The Toyota Supra Mark III was the first Supra to be completely separate from the Celica line. While the Celica followed the rest of the compact imports into front-wheel drive, the Supra retained its rear-wheel drive configuration and received all-new chassis and bodywork. Like its predecessor, the Mark III Supra was a good-looking car, reflecting the design aesthetic of its period, nicely crafted and understated.
Arriving mid-year in 1986, the Mark III Supra was gifted with a substantially upgraded engine compared to the model it replaced.
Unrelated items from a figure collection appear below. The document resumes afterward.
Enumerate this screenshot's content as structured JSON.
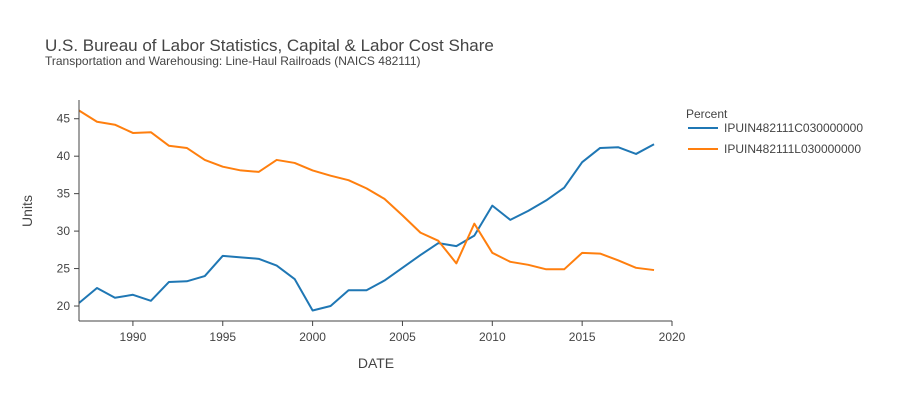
{
  "chart_data": {
    "type": "line",
    "title": "U.S. Bureau of Labor Statistics, Capital & Labor Cost Share",
    "subtitle": "Transportation and Warehousing: Line-Haul Railroads (NAICS 482111)",
    "xlabel": "DATE",
    "ylabel": "Units",
    "xlim": [
      1987,
      2020
    ],
    "ylim": [
      18,
      47.5
    ],
    "x_ticks": [
      1990,
      1995,
      2000,
      2005,
      2010,
      2015,
      2020
    ],
    "y_ticks": [
      20,
      25,
      30,
      35,
      40,
      45
    ],
    "grid": false,
    "legend_title": "Percent",
    "legend_position": "top-right",
    "x": [
      1987,
      1988,
      1989,
      1990,
      1991,
      1992,
      1993,
      1994,
      1995,
      1996,
      1997,
      1998,
      1999,
      2000,
      2001,
      2002,
      2003,
      2004,
      2005,
      2006,
      2007,
      2008,
      2009,
      2010,
      2011,
      2012,
      2013,
      2014,
      2015,
      2016,
      2017,
      2018,
      2019
    ],
    "series": [
      {
        "name": "IPUIN482111C030000000",
        "color": "#1f77b4",
        "values": [
          20.4,
          22.4,
          21.1,
          21.5,
          20.7,
          23.2,
          23.3,
          24.0,
          26.7,
          26.5,
          26.3,
          25.4,
          23.6,
          19.4,
          20.0,
          22.1,
          22.1,
          23.4,
          25.1,
          26.8,
          28.4,
          28.0,
          29.4,
          33.4,
          31.5,
          32.7,
          34.1,
          35.8,
          39.2,
          41.1,
          41.2,
          40.3,
          41.6
        ]
      },
      {
        "name": "IPUIN482111L030000000",
        "color": "#ff7f0e",
        "values": [
          46.1,
          44.6,
          44.2,
          43.1,
          43.2,
          41.4,
          41.1,
          39.5,
          38.6,
          38.1,
          37.9,
          39.5,
          39.1,
          38.1,
          37.4,
          36.8,
          35.7,
          34.3,
          32.1,
          29.8,
          28.7,
          25.7,
          31.0,
          27.1,
          25.9,
          25.5,
          24.9,
          24.9,
          27.1,
          27.0,
          26.1,
          25.1,
          24.8
        ]
      }
    ]
  }
}
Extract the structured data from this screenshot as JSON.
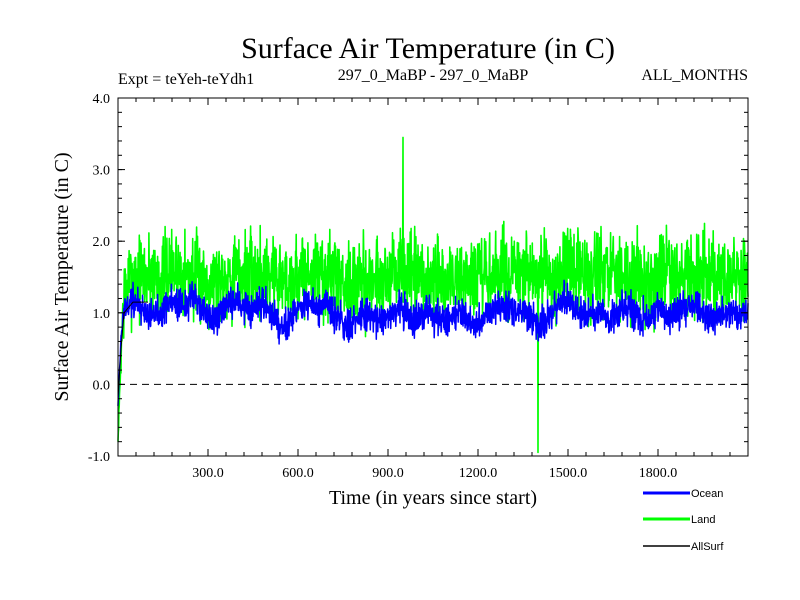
{
  "chart_data": {
    "type": "line",
    "title": "Surface Air Temperature (in C)",
    "subtitle_left": "Expt = teYeh-teYdh1",
    "subtitle_center": "297_0_MaBP - 297_0_MaBP",
    "subtitle_right": "ALL_MONTHS",
    "xlabel": "Time (in years since start)",
    "ylabel": "Surface Air Temperature (in C)",
    "xlim": [
      0,
      2100
    ],
    "ylim": [
      -1.0,
      4.0
    ],
    "x_ticks": [
      300,
      600,
      900,
      1200,
      1500,
      1800
    ],
    "x_tick_labels": [
      "300.0",
      "600.0",
      "900.0",
      "1200.0",
      "1500.0",
      "1800.0"
    ],
    "y_ticks": [
      -1,
      0,
      1,
      2,
      3,
      4
    ],
    "y_tick_labels": [
      "-1.0",
      "0.0",
      "1.0",
      "2.0",
      "3.0",
      "4.0"
    ],
    "reference_line": {
      "y": 0.0,
      "style": "dashed"
    },
    "series": [
      {
        "name": "Land",
        "color": "#00ff00",
        "band_summary": {
          "start": -0.8,
          "mean": 1.5,
          "typical_min": 0.5,
          "typical_max": 2.5,
          "max_peak": 3.45,
          "max_peak_x": 950,
          "min_trough": -0.95,
          "min_trough_x": 1400
        },
        "x": [
          0,
          5,
          10,
          15,
          20,
          30,
          50,
          100,
          150,
          200,
          250,
          300,
          350,
          400,
          450,
          500,
          550,
          600,
          650,
          700,
          750,
          800,
          850,
          900,
          950,
          1000,
          1050,
          1100,
          1150,
          1200,
          1250,
          1300,
          1350,
          1400,
          1450,
          1500,
          1550,
          1600,
          1650,
          1700,
          1750,
          1800,
          1850,
          1900,
          1950,
          2000,
          2050,
          2100
        ],
        "values": [
          -0.8,
          -0.2,
          0.4,
          0.9,
          1.2,
          1.4,
          1.5,
          1.55,
          1.5,
          1.6,
          1.5,
          1.45,
          1.5,
          1.55,
          1.5,
          1.6,
          1.45,
          1.5,
          1.55,
          1.5,
          1.45,
          1.4,
          1.5,
          1.5,
          1.6,
          1.45,
          1.4,
          1.45,
          1.5,
          1.45,
          1.5,
          1.55,
          1.5,
          1.45,
          1.5,
          1.6,
          1.5,
          1.55,
          1.5,
          1.5,
          1.45,
          1.5,
          1.55,
          1.5,
          1.5,
          1.45,
          1.5,
          1.5
        ]
      },
      {
        "name": "Ocean",
        "color": "#0000ff",
        "band_summary": {
          "start": -0.3,
          "mean": 1.0,
          "typical_min": 0.6,
          "typical_max": 1.5
        },
        "x": [
          0,
          5,
          10,
          15,
          20,
          30,
          50,
          100,
          150,
          200,
          250,
          300,
          350,
          400,
          450,
          500,
          550,
          600,
          650,
          700,
          750,
          800,
          850,
          900,
          950,
          1000,
          1050,
          1100,
          1150,
          1200,
          1250,
          1300,
          1350,
          1400,
          1450,
          1500,
          1550,
          1600,
          1650,
          1700,
          1750,
          1800,
          1850,
          1900,
          1950,
          2000,
          2050,
          2100
        ],
        "values": [
          -0.3,
          0.2,
          0.6,
          0.85,
          1.0,
          1.05,
          1.1,
          1.1,
          1.05,
          1.1,
          1.15,
          1.0,
          1.05,
          1.1,
          1.0,
          1.05,
          0.95,
          1.0,
          1.1,
          1.0,
          0.95,
          0.85,
          0.9,
          0.95,
          1.1,
          0.95,
          0.9,
          0.95,
          1.0,
          0.95,
          1.0,
          1.05,
          1.0,
          0.95,
          1.0,
          1.1,
          1.0,
          1.05,
          1.0,
          1.0,
          0.95,
          1.0,
          1.05,
          1.0,
          1.0,
          0.95,
          1.05,
          1.0
        ]
      },
      {
        "name": "AllSurf",
        "color": "#000000",
        "band_summary": {
          "start": -0.2,
          "mean": 1.1
        },
        "x": [
          0,
          10,
          20,
          50,
          100
        ],
        "values": [
          -0.2,
          0.5,
          1.0,
          1.15,
          1.15
        ]
      }
    ],
    "legend": {
      "placement": "bottom-right",
      "entries": [
        "Ocean",
        "Land",
        "AllSurf"
      ]
    }
  }
}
The new Supras received a 3.0-liter, DOHC four-valve engine that delivered 200 hp and 196 lb-ft of torque. That power was sent to the rear wheels through the buyer’s choice of a five-speed manual or four-speed automatic transmission.
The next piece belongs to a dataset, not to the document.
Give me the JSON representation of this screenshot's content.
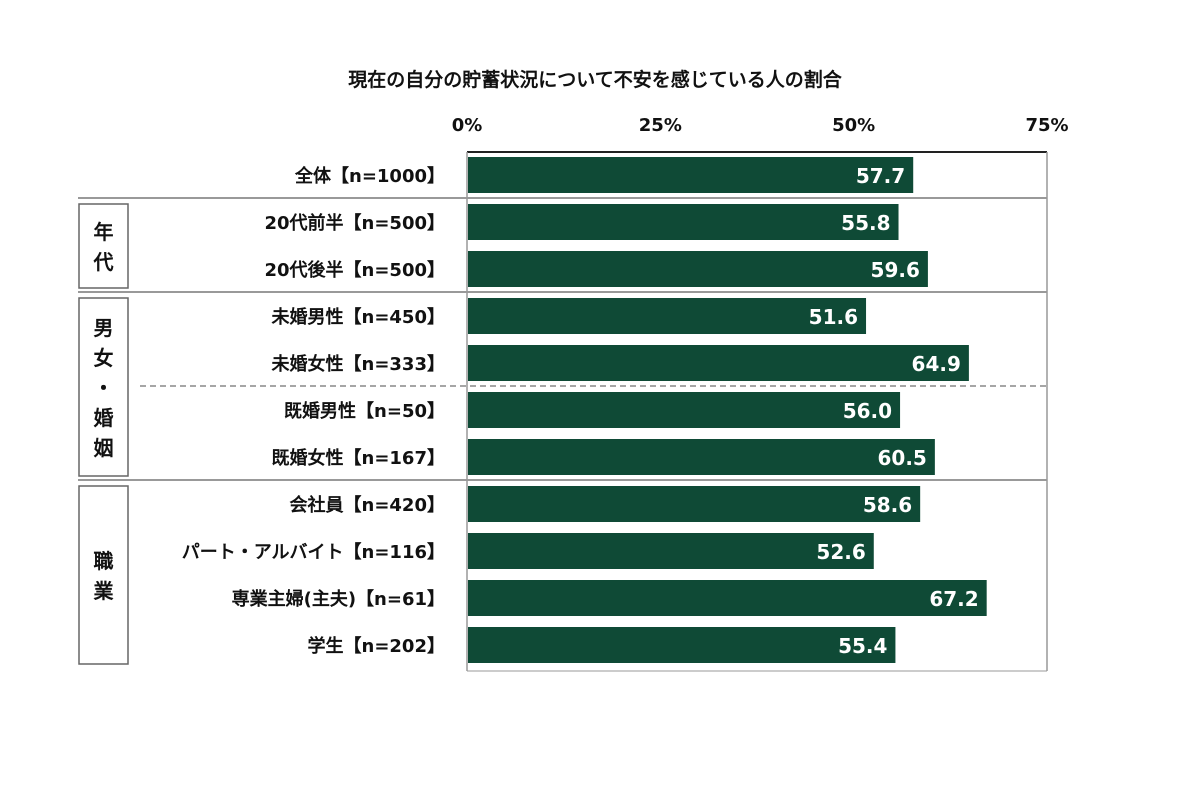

Just a few months later, the 1987 models arrived, adding a high-zoot turbocharged option to the Supra line. The turbo Supras boasted 230 hp and 246 lb-ft of torque. The turbo engine was also Toyota’s first distributorless engine, with individual coil packs firing the plugs based on a cam position sensor. To handle the extra power, turbo models received a special, heavy-duty five-speed manual transmission. Engine power remained constant through the Mark III lifecycle, with a redesigned turbo offering an additional 2 horsepower in 1989.
Toyota also brought the technology wagon to the Supra Mark III, making the new TEMS (Toyota Electronic Modulated Suspension) system standard on turbo cars and optional on normally aspirated models. The suspension system offered electronically controlled “normal” and “sport” settings for the shock absorbers. Anti-lock brakes, headlight washers, a targa top, a trip computer (through 1989), and a driver side airbag (beginning in 1990) are other notable features.
A total of 108,565 Toyota Supra Mark III models were produced over its six-year cycle. With such a long production run, the Mark III Supra cannot be considered a transition model, but rather an evolutionary phase on the way to the final expression of the Toyota Supra – the Mark IV that would become a legend in import sports car tuning. Mark III Supras today are affordable, and have an enthusiastic following, meaning there is a lot of parts and club support available. The turbos in particular were driven hard when new, and can be difficult to locate in a well-maintained state, though well-sorted examples are quite rewarding to drive.